Smart & Biggar lawyers on issues impacting brand owners with trademarks to file and protect
Examiners can reject a trademark application on the basis that the mark lacks distinctiveness. While amendments to the trademarks law in Canada have made it more difficult to register inherently weak marks, there are options available to applicants. Experts discussed unique aspects of trademark prosecution in Canada at a recent webinar hosted by Smart & Biggar.
“A trademark actually distinguishes by acquiring distinctiveness through use,” said Tierney GB Deluzio, associate and trademark agent at Smart & Biggar who spoke during the webinar. “Acquired distinctiveness is something that is gained or earned over time, and it can happen to any trademark and depends on the extent of use.” By contrast, Deluzio said that inherent distinctiveness is intrinsic to the trademark itself.
While the distinctiveness of a trademark has always been important in Canadian trademark law, the distinctiveness of a trademark was not substantively taken into account during the examination process in Canada until Canadian trademark legislation was overhauled in 2019. The Trademarks Office now has the power to object to the registration of an application on the basis that the trademark lacks distinctiveness, Deluzio said. If an applied for trademark meets certain criteria, the examiner will raise a distinctiveness objection, often related to a name or description.
To overcome a distinctiveness objection, applicants can file a written response, arguing that the mark possesses at least some inherent distinctiveness, Deluzio said. As distinctiveness is a spectrum, the threshold for distinctiveness is quite low. While the individual components of a mark might lack distinctiveness, the trademark, when properly considered as a whole, might meet the required threshold.
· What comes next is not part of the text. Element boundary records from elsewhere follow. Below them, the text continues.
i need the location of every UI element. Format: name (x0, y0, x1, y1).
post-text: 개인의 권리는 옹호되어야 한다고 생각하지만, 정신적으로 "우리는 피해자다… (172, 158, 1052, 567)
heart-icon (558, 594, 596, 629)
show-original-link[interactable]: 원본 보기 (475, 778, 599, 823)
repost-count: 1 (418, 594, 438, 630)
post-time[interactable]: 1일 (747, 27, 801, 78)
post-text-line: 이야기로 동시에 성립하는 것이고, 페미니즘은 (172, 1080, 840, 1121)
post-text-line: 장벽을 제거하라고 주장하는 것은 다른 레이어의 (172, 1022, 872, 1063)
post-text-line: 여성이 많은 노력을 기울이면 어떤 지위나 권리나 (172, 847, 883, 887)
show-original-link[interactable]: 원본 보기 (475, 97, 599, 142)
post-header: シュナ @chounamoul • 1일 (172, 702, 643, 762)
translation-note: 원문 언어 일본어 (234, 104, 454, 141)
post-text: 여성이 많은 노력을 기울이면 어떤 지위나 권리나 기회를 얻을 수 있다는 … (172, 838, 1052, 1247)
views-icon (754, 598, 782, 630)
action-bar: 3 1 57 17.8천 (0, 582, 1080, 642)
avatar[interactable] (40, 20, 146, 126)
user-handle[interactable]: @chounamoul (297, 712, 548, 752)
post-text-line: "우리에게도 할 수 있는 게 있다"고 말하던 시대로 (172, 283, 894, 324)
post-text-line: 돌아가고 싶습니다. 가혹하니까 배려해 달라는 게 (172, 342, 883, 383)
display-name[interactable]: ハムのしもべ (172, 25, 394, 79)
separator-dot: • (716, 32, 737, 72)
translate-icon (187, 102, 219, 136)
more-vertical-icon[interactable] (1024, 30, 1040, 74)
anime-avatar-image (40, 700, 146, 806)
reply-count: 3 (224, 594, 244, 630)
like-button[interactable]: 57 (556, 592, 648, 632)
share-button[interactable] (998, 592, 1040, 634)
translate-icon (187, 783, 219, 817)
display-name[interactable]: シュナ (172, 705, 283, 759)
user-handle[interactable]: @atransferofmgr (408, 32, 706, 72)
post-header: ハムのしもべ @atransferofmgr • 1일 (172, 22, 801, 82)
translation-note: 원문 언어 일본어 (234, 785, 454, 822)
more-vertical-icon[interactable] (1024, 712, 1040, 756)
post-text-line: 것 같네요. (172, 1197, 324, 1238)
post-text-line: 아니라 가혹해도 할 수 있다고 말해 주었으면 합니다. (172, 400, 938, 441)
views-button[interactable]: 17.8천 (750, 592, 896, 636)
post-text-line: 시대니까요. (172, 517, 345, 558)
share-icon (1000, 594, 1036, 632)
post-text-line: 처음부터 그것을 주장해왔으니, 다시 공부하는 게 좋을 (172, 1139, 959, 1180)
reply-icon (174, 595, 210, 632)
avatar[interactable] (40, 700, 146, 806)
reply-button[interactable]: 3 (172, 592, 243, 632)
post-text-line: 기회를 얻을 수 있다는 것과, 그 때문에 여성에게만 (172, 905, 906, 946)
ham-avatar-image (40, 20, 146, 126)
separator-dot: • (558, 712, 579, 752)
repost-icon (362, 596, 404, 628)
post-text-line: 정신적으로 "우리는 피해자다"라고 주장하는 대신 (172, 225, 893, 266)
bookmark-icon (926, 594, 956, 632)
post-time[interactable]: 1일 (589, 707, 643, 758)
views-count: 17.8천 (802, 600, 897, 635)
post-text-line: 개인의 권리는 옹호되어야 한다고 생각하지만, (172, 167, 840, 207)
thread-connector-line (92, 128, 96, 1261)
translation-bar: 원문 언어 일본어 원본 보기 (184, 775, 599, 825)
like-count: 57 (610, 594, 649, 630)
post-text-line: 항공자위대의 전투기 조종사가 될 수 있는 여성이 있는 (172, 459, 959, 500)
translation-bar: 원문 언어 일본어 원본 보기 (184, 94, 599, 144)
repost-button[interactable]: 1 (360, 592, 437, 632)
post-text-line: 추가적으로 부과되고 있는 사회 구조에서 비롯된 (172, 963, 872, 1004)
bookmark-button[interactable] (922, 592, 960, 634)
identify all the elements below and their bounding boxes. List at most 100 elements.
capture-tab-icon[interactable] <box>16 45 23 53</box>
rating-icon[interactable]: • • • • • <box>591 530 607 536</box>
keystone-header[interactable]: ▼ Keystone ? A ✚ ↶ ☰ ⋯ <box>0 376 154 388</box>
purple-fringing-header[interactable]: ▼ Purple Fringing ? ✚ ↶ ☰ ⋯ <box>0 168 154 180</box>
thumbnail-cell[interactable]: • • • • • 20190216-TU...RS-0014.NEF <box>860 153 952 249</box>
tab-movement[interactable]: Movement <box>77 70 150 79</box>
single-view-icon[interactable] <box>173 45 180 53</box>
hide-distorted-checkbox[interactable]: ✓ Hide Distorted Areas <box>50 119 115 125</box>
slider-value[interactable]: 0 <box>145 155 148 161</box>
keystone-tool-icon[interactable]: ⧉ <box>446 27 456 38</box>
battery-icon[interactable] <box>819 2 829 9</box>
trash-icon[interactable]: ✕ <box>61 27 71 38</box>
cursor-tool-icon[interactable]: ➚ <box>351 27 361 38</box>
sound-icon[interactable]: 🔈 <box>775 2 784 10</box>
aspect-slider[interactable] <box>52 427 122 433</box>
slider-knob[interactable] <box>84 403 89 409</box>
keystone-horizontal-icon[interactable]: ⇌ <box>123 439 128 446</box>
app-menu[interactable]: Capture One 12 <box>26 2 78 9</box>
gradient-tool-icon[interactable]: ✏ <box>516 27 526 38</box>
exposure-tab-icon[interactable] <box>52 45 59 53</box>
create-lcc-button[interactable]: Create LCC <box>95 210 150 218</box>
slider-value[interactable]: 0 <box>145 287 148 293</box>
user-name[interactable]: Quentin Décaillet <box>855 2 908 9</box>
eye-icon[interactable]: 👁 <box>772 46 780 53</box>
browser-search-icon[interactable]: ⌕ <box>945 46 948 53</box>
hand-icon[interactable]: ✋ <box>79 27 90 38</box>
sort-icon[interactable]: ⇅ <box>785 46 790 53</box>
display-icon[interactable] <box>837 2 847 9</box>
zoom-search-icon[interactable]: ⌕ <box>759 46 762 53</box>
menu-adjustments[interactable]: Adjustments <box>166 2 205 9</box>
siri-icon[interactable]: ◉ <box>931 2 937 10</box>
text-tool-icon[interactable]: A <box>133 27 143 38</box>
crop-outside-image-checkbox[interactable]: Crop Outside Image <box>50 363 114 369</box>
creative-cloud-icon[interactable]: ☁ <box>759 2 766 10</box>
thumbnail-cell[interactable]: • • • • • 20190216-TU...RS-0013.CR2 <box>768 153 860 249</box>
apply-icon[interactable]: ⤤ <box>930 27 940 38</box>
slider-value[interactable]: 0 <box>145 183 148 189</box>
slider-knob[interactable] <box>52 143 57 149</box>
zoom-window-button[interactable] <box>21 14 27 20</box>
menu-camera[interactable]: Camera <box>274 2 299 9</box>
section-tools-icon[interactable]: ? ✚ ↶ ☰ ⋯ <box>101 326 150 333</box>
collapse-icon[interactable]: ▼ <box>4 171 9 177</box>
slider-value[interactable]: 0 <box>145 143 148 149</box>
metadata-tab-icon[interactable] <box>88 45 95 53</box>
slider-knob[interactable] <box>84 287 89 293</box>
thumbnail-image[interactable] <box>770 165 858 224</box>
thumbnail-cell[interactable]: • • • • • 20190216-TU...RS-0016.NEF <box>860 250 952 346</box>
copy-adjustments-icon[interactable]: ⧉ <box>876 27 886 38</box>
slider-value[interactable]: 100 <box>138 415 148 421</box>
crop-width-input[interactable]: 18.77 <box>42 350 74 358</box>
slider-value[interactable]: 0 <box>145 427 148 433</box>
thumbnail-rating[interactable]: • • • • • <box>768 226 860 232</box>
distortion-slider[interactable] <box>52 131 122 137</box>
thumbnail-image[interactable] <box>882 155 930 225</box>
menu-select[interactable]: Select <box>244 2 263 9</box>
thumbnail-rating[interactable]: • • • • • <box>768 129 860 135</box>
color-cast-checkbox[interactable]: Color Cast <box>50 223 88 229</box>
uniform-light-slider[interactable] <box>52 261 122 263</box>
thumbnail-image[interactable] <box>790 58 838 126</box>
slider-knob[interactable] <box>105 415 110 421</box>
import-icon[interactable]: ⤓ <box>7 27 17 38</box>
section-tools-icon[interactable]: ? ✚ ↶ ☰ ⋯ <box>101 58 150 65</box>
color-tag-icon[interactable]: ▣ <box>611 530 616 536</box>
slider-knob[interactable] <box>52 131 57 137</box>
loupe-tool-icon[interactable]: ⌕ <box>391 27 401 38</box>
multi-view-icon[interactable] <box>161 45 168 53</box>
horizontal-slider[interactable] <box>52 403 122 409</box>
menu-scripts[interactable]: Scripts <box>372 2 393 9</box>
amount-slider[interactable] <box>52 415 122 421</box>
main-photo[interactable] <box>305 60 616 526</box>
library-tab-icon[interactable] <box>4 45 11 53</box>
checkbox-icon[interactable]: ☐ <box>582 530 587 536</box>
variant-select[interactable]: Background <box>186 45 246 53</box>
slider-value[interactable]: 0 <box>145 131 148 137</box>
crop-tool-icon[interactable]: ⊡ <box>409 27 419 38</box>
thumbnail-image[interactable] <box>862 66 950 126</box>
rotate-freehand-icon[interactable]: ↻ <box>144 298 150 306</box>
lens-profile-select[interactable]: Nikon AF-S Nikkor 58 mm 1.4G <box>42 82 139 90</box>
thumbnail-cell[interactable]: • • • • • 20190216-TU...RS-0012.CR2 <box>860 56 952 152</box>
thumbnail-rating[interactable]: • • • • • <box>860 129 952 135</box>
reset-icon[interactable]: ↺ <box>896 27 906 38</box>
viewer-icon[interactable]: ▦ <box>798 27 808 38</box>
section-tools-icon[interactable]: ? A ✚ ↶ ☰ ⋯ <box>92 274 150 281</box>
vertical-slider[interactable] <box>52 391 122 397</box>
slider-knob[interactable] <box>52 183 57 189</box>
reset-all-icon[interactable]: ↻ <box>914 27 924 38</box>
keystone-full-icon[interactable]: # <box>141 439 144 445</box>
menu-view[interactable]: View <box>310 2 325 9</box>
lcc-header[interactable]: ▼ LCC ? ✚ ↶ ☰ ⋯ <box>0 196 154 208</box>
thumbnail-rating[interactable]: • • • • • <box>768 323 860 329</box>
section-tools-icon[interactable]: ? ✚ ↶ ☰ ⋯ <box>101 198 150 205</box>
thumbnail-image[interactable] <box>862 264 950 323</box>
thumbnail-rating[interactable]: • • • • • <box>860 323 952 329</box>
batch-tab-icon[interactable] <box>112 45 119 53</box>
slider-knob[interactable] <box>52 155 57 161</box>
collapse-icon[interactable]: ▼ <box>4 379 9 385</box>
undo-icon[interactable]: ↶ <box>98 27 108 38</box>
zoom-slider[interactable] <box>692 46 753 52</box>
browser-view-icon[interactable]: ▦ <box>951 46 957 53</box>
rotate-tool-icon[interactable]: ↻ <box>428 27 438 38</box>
“Based on our experience over the past three years, arguments against distinctiveness objections have had mixed results, but with three years of experience does come improvements as both sides - the Trademarks Office and practitioners - learn to adapt to the new law,” said Deluzio.
It is important to remember to consider distinctiveness when developing a filing strategy, Deluzio added. Applicants must weigh the pros and cons of either obtaining an early filing date or delaying the filing in order to wait for substantial use of the mark to occur first.
Use of a trademark is not required to obtain a Canadian registration, since changes to trademarks law came into effect in 2019.
“In the past, you would have to state whether you were filing based on use of the mark or proposed use, or based on foreign use and registration of the mark, but none of that is required any more,” said Kwan T. Loh, counsel and trademark agent at Smart & Biggar who also spoke during the event.
However, use remains critically important when it comes to enforcing a trademark against third parties, Loh added.